From 2018, however, the Corby depot was reduced to being an outstation for only local bus services, with the main intertown services being transferred to Kettering depot. Buses painted in Corby Star livery would slowly begin to be painted into standard fleet livery following this transfer of services.

==Incidents==
Stagecoach Midlands was fined £2.3 million in December 2018, and later had its vehicle authorisation cut from 227 to 200 for 28 days in March 2019, by the West Midlands Traffic Commissioner for violating health and safety laws: on 3 October 2015, bus driver Kailash Chander mistook the brake pedal of his Dennis Trident 2 double-decker bus for the accelerator, hitting a parked bus on Trinity Street in Coventry and driving across a grass verge before the bus accelerated down the street and crashed into a Sainsbury's branch. 76-year-old pedestrian Dora Hancox and 7-year-old top-deck bus passenger Rowan Fitzgerald were pronounced dead on scene while other passengers suffered serious injuries.

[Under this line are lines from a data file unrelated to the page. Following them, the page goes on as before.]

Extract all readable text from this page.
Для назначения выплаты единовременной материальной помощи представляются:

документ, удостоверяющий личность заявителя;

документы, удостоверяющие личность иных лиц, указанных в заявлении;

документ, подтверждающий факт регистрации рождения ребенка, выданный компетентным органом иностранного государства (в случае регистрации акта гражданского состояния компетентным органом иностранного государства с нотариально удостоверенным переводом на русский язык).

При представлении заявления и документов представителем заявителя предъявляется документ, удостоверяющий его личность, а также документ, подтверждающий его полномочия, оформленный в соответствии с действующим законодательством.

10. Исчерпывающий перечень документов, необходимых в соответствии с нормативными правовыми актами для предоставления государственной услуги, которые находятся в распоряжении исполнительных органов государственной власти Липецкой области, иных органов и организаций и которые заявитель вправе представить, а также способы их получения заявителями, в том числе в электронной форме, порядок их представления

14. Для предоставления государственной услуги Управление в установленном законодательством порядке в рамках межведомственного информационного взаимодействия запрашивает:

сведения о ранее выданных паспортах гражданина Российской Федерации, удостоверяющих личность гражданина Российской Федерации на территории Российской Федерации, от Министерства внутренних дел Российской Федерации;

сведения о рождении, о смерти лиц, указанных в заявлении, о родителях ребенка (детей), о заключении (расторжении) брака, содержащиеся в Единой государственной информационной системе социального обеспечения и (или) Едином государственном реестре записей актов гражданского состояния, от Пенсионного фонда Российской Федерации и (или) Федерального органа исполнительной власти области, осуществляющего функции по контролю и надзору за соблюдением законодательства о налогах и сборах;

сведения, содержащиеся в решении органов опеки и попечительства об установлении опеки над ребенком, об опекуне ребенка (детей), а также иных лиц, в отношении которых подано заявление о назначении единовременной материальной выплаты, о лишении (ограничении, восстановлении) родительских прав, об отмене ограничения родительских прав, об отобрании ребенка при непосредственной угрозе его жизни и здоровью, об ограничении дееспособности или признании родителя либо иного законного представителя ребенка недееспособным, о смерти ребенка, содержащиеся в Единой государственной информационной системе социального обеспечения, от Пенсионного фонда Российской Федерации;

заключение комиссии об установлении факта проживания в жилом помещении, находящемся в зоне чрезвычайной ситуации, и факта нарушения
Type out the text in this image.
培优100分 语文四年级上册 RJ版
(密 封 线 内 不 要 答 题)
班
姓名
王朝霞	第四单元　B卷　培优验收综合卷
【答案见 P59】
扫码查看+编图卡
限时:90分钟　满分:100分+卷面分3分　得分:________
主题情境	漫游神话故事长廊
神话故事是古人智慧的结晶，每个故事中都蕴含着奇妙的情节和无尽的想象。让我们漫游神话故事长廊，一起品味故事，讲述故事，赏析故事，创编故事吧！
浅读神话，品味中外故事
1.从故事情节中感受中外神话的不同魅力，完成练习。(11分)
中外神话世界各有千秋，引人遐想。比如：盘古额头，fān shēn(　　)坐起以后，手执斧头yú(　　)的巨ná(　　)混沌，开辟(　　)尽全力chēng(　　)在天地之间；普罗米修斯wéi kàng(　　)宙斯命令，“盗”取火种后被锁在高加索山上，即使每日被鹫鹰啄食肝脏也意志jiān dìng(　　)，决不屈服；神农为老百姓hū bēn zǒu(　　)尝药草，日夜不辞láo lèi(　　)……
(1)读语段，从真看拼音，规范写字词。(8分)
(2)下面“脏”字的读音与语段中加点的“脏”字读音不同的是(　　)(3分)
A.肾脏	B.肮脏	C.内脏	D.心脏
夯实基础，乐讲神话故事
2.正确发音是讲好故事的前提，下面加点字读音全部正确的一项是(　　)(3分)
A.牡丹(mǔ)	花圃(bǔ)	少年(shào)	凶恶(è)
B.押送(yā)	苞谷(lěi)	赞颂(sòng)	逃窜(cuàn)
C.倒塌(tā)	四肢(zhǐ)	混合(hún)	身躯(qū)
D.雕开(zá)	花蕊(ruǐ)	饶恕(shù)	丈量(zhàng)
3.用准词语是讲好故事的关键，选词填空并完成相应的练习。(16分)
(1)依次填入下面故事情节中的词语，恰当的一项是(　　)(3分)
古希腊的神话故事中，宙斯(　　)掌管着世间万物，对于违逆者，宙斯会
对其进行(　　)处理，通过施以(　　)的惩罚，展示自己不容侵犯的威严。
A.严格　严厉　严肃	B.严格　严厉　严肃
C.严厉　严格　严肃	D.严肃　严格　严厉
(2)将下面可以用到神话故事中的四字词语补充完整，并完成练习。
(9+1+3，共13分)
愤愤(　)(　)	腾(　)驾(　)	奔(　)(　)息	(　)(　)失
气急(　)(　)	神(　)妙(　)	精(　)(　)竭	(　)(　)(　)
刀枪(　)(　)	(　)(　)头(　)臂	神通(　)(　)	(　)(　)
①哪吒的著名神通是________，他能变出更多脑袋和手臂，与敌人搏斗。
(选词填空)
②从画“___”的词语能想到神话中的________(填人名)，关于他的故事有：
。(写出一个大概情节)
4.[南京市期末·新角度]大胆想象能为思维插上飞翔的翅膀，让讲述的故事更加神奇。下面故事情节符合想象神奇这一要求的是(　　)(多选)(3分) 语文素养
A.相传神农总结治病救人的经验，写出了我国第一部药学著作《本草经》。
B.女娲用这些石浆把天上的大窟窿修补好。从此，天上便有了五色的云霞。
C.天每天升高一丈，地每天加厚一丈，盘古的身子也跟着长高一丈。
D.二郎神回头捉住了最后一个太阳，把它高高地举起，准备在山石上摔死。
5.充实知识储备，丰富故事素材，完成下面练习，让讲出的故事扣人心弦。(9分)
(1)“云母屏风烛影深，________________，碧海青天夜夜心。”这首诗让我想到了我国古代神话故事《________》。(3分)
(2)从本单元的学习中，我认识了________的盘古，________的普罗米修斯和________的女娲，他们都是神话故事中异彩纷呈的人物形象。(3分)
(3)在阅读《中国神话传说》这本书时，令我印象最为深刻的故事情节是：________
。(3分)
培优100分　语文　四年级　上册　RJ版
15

Chander, aged 77 at the time, was found to have worked over 60 hours per week and had previously been warned by Stagecoach bosses after four bus crashes three years beforehand, however he had been allowed to continue driving buses with the company; he was diagnosed with dementia following the crash and was found unfit to stand trial before the Traffic Commissioner.

==Fleet==
As of June 2024, Stagecoach Midlands operates 323 buses from seven depots and outstations in Corby, Kettering, Leamington Spa, Nuneaton, Northampton, Rugby and Stratford-upon-Avon.